A titre subsidiaire :
— dire que la société NCT a manqué à ses obligations contractuelles en tant que mandataire,
— juger que ces manquements constitutifs d’une faute lourde ont occasionné un préjudice à la société AQC Immo devant donner lieu à réparation en application des articles 1231-3 et suivants du code civil et 1991 et suivants du code civil,
— juger que la société MMA ne peut opposer la franchise de 15 000 euros,
En conséquence :
— condamner solidairement la société NCT et la société MMA Iard assurance à garantir la société AQC Immo de toutes condamnations qui pourraient intervenir à son encontre,
— condamner solidairement la société NCT et la société MMA Iard assurance à verser à la société AQC IMMO la somme de 40 080,00 euros au titre de la perte de loyer,
— ordonner la capitalisation annuelle des intérêts dus, conformément à l’article 1154 du code civil,
— ordonner l’exécution provisoire du jugement à intervenir, conformément à l’article 515 du code de procédure civile,
— condamner la société J-Way aux entiers dépens, conformément aux dispositions des articles 695 et suivants du code de procédure civile.
* * *
Par dernières conclusions en défense n° 2, notifiées par RPVA le 03 juin 2025, la société MMA Iard assurances mutuelles demande au tribunal, au visa des articles 1231-3 et 1991 du code civil, et L. 112-6 du code des assurances, de :
— débouter l’appel en garantie par la société AQC Immo à l’égard de la société MMA Iard assurances mutuelles,
— débouter l’ensemble des demandes formulées à l’encontre de la société MMA Iard assurances mutuelles,
— déclarer bien-fondé la société MMA Iard assurances mutuelles à opposer les limites du contrat d’assurance et notamment la franchise contractuelle de 15 000 euros,
— limiter en conséquence tout éventuelle condamnation de la société MMA Iard assurances mutuelles en considération de cette franchise contractuelle,
— condamner la société AQC Immo, sinon toute partie succombant, à payer à la société MMA Iard assurances mutuelles la somme de 5 000 euros sur le fondement de l’article 700 du code de procédure civile ainsi qu’aux entiers dépens.
* * *
Pour un exposé exhaustif des moyens et prétentions des parties, le tribunal se réfère expressément à leurs dernières écritures par application de l’article 455 du code de procédure civile.
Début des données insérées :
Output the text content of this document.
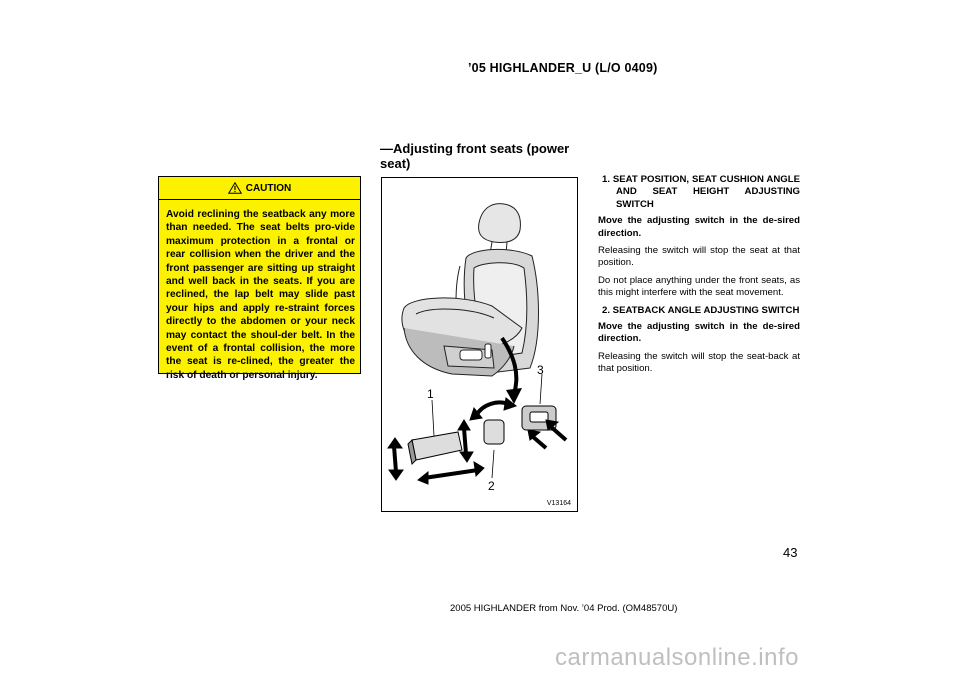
’05 HIGHLANDER_U (L/O 0409)
CAUTION
Avoid reclining the seatback any more than needed. The seat belts pro-vide maximum protection in a frontal or rear collision when the driver and the front passenger are sitting up straight and well back in the seats. If you are reclined, the lap belt may slide past your hips and apply re-straint forces directly to the abdomen or your neck may contact the shoul-der belt. In the event of a frontal collision, the more the seat is re-clined, the greater the risk of death or personal injury.
—Adjusting front seats (power seat)
1
2
3
V13164

1. SEAT POSITION, SEAT CUSHION ANGLE AND SEAT HEIGHT ADJUSTING SWITCH

Move the adjusting switch in the de-sired direction.

Releasing the switch will stop the seat at that position.

Do not place anything under the front seats, as this might interfere with the seat movement.

2. SEATBACK ANGLE ADJUSTING SWITCH

Move the adjusting switch in the de-sired direction.

Releasing the switch will stop the seat-back at that position.

43
2005 HIGHLANDER from Nov. ’04 Prod. (OM48570U)
carmanualsonline.info
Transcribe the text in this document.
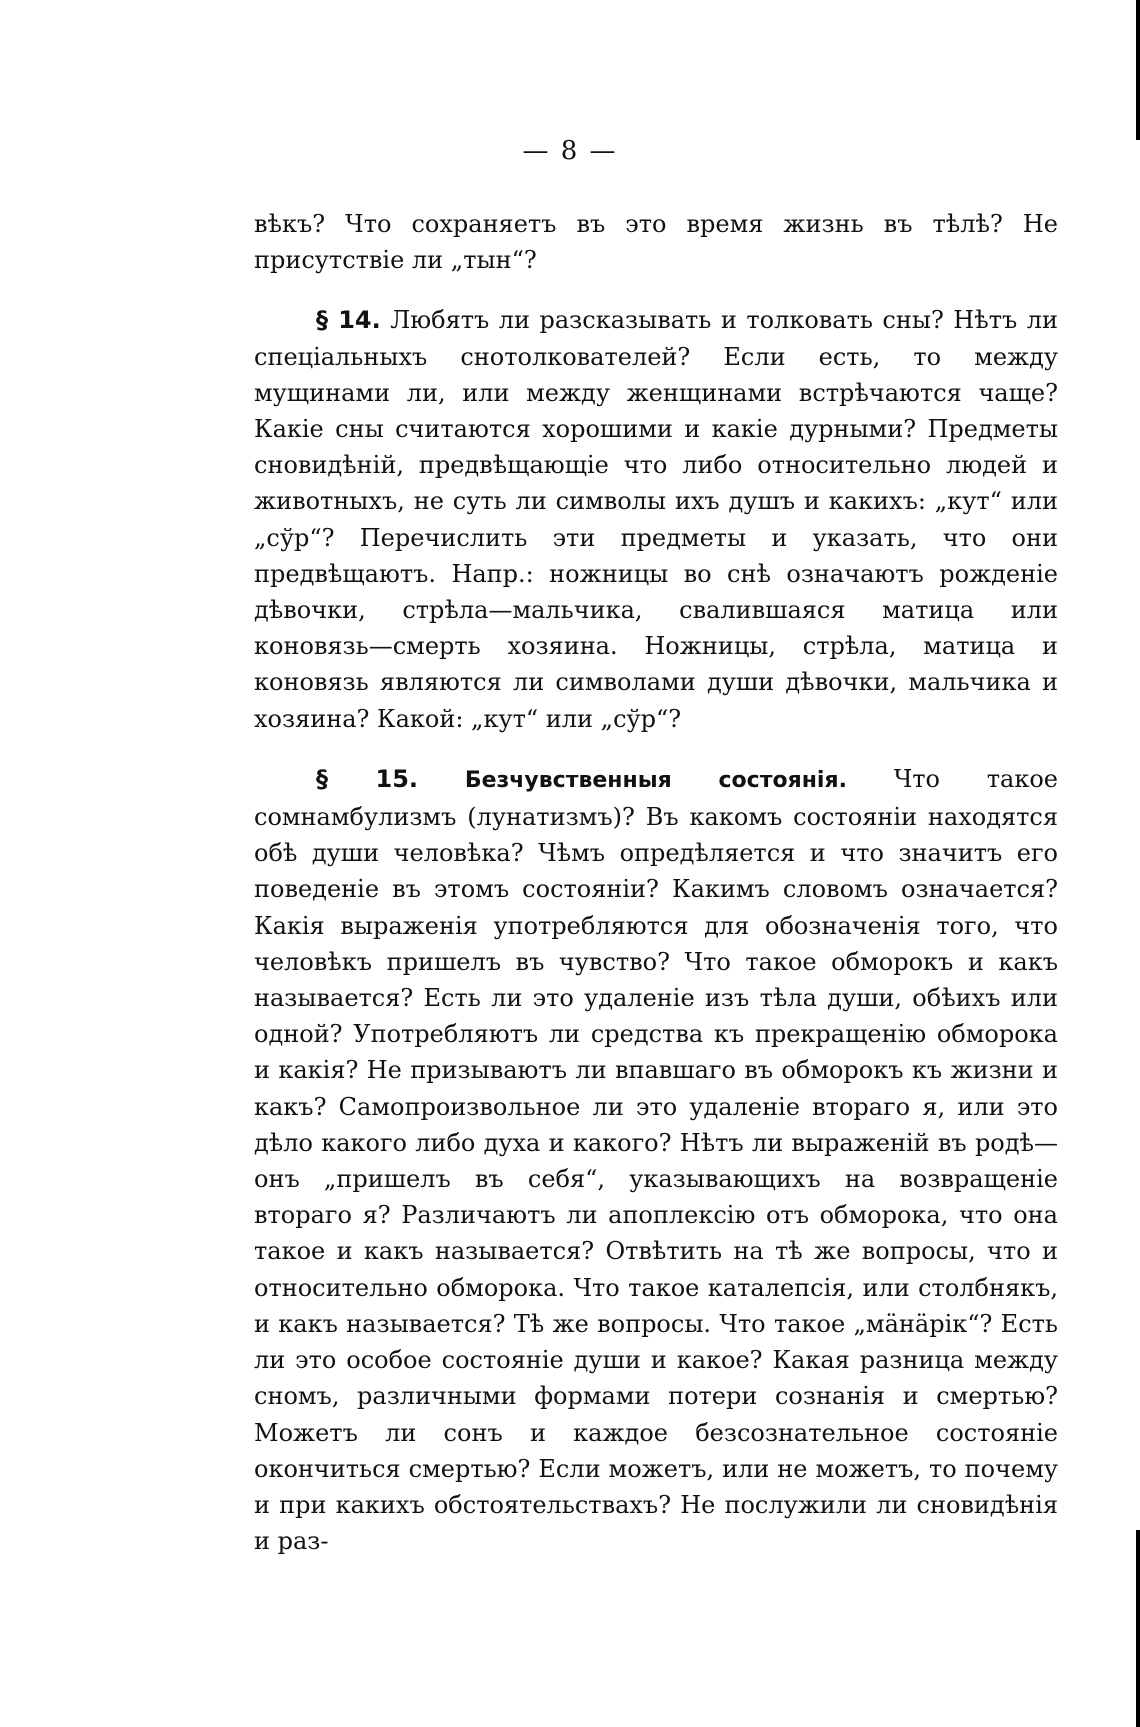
— 8 —

вѣкъ? Что сохраняетъ въ это время жизнь въ тѣлѣ? Не присутствіе ли „тын“?

§ 14. Любятъ ли разсказывать и толковать сны? Нѣтъ ли спеціальныхъ снотолкователей? Если есть, то между мущинами ли, или между женщинами встрѣчаются чаще? Какіе сны считаются хорошими и какіе дурными? Предметы сновидѣній, предвѣщающіе что либо относительно людей и животныхъ, не суть ли символы ихъ душъ и какихъ: „кут“ или „сўр“? Перечислить эти предметы и указать, что они предвѣщаютъ. Напр.: ножницы во снѣ означаютъ рожденіе дѣвочки, стрѣла—мальчика, свалившаяся матица или коновязь—смерть хозяина. Ножницы, стрѣла, матица и коновязь являются ли символами души дѣвочки, мальчика и хозяина? Какой: „кут“ или „сўр“?

§ 15. Безчувственныя состоянія. Что такое сомнамбулизмъ (лунатизмъ)? Въ какомъ состояніи находятся обѣ души человѣка? Чѣмъ опредѣляется и что значитъ его поведеніе въ этомъ состояніи? Какимъ словомъ означается? Какія выраженія употребляются для обозначенія того, что человѣкъ пришелъ въ чувство? Что такое обморокъ и какъ называется? Есть ли это удаленіе изъ тѣла души, обѣихъ или одной? Употребляютъ ли средства къ прекращенію обморока и какія? Не призываютъ ли впавшаго въ обморокъ къ жизни и какъ? Самопроизвольное ли это удаленіе втораго я, или это дѣло какого либо духа и какого? Нѣтъ ли выраженій въ родѣ—онъ „пришелъ въ себя“, указывающихъ на возвращеніе втораго я? Различаютъ ли апоплексію отъ обморока, что она такое и какъ называется? Отвѣтить на тѣ же вопросы, что и относительно обморока. Что такое каталепсія, или столбнякъ, и какъ называется? Тѣ же вопросы. Что такое „мäнäрік“? Есть ли это особое состояніе души и какое? Какая разница между сномъ, различными формами потери сознанія и смертью? Можетъ ли сонъ и каждое безсознательное состояніе окончиться смертью? Если можетъ, или не можетъ, то почему и при какихъ обстоятельствахъ? Не послужили ли сновидѣнія и раз-
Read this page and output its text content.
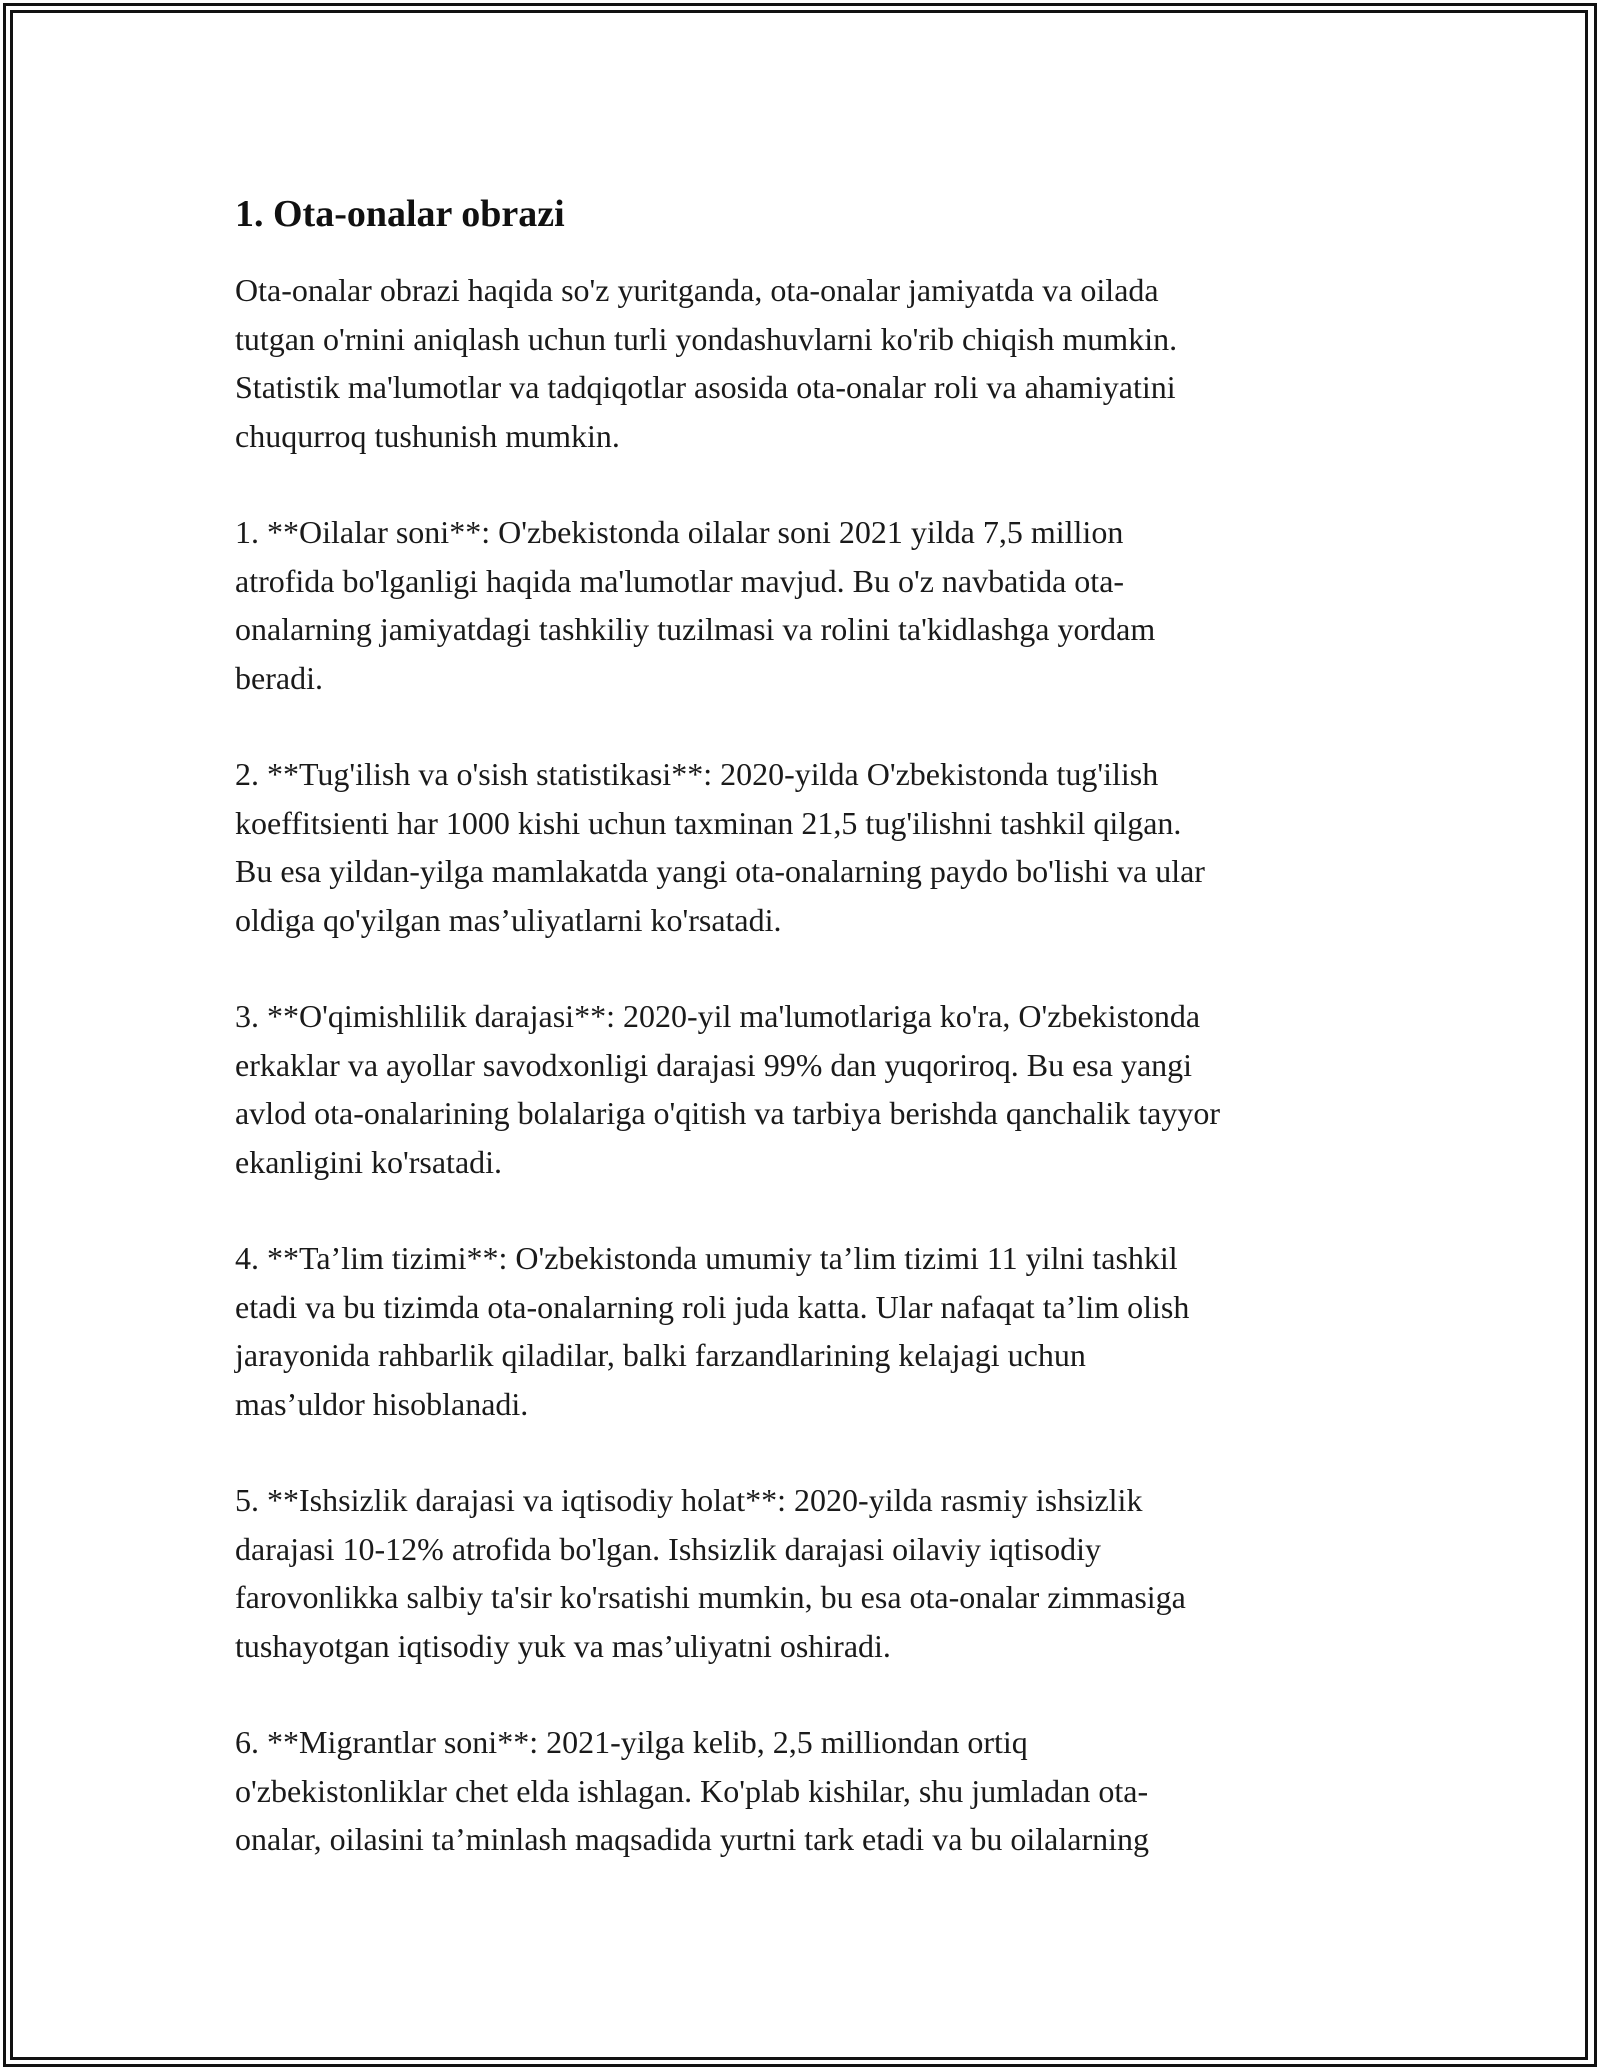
1. Ota-onalar obrazi

Ota-onalar obrazi haqida so'z yuritganda, ota-onalar jamiyatda va oilada
tutgan o'rnini aniqlash uchun turli yondashuvlarni ko'rib chiqish mumkin.
Statistik ma'lumotlar va tadqiqotlar asosida ota-onalar roli va ahamiyatini
chuqurroq tushunish mumkin.

1. **Oilalar soni**: O'zbekistonda oilalar soni 2021 yilda 7,5 million
atrofida bo'lganligi haqida ma'lumotlar mavjud. Bu o'z navbatida ota-
onalarning jamiyatdagi tashkiliy tuzilmasi va rolini ta'kidlashga yordam
beradi.

2. **Tug'ilish va o'sish statistikasi**: 2020-yilda O'zbekistonda tug'ilish
koeffitsienti har 1000 kishi uchun taxminan 21,5 tug'ilishni tashkil qilgan.
Bu esa yildan-yilga mamlakatda yangi ota-onalarning paydo bo'lishi va ular
oldiga qo'yilgan mas’uliyatlarni ko'rsatadi.

3. **O'qimishlilik darajasi**: 2020-yil ma'lumotlariga ko'ra, O'zbekistonda
erkaklar va ayollar savodxonligi darajasi 99% dan yuqoriroq. Bu esa yangi
avlod ota-onalarining bolalariga o'qitish va tarbiya berishda qanchalik tayyor
ekanligini ko'rsatadi.

4. **Ta’lim tizimi**: O'zbekistonda umumiy ta’lim tizimi 11 yilni tashkil
etadi va bu tizimda ota-onalarning roli juda katta. Ular nafaqat ta’lim olish
jarayonida rahbarlik qiladilar, balki farzandlarining kelajagi uchun
mas’uldor hisoblanadi.

5. **Ishsizlik darajasi va iqtisodiy holat**: 2020-yilda rasmiy ishsizlik
darajasi 10-12% atrofida bo'lgan. Ishsizlik darajasi oilaviy iqtisodiy
farovonlikka salbiy ta'sir ko'rsatishi mumkin, bu esa ota-onalar zimmasiga
tushayotgan iqtisodiy yuk va mas’uliyatni oshiradi.

6. **Migrantlar soni**: 2021-yilga kelib, 2,5 milliondan ortiq
o'zbekistonliklar chet elda ishlagan. Ko'plab kishilar, shu jumladan ota-
onalar, oilasini ta’minlash maqsadida yurtni tark etadi va bu oilalarning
Régulièrement assignée à personne, la société NCT n’a pas constitué avocat.
L’ordonnance de clôture est intervenue en date du 18 septembre 2025.
À l’audience de plaidoirie du 05 mars 2026, les parties ont été avisées de la date à laquelle la décision serait rendue par mise à disposition au greffe.
MOTIFS DE LA DÉCISION
A titre liminaire, sur la qualification du jugement
Tous les défendeurs n’ayant pas constitué avocat, la présente décision sera rendue par jugement réputé contradictoire, conformément aux dispositions de l’article 474 du code de procédure civile.
Aux termes de l’article 472 du même code, l’absence du défendeur, régulièrement cité à l’instance, ne fait pas obstacle à ce qu’une décision soit rendue sur le fond du litige, le juge faisant droit à la demande après examen de sa régularité, de sa recevabilité et de son bien-fondé.
Sur les actions en nullité et en résolution du bail
L’article 12 du code de procédure civile dispose que le juge tranche le litige conformément aux règles de droit qui lui sont applicables. Il doit donner ou restituer leur exacte qualification aux faits et actes litigieux sans s’arrêter à la dénomination que les parties en auraient proposée (…).
Si la demanderesse sollicite, à titre principal, la résolution du contrat de bail en raison du vice du consentement, le tribunal comprend qu’elle poursuit en réalité la nullité du bail pour vice du consentement, étant observé qu’elle évoque des manœuvres dolosives.
Aux termes de l’article 1137 du code civil, le dol est le fait pour un contractant d’obtenir le consentement de l’autre par des manœuvres ou des mensonges. Constitue également un dol la dissimulation intentionnelle par l’un des contractants d’une information dont il sait le caractère déterminant pour l’autre partie (…).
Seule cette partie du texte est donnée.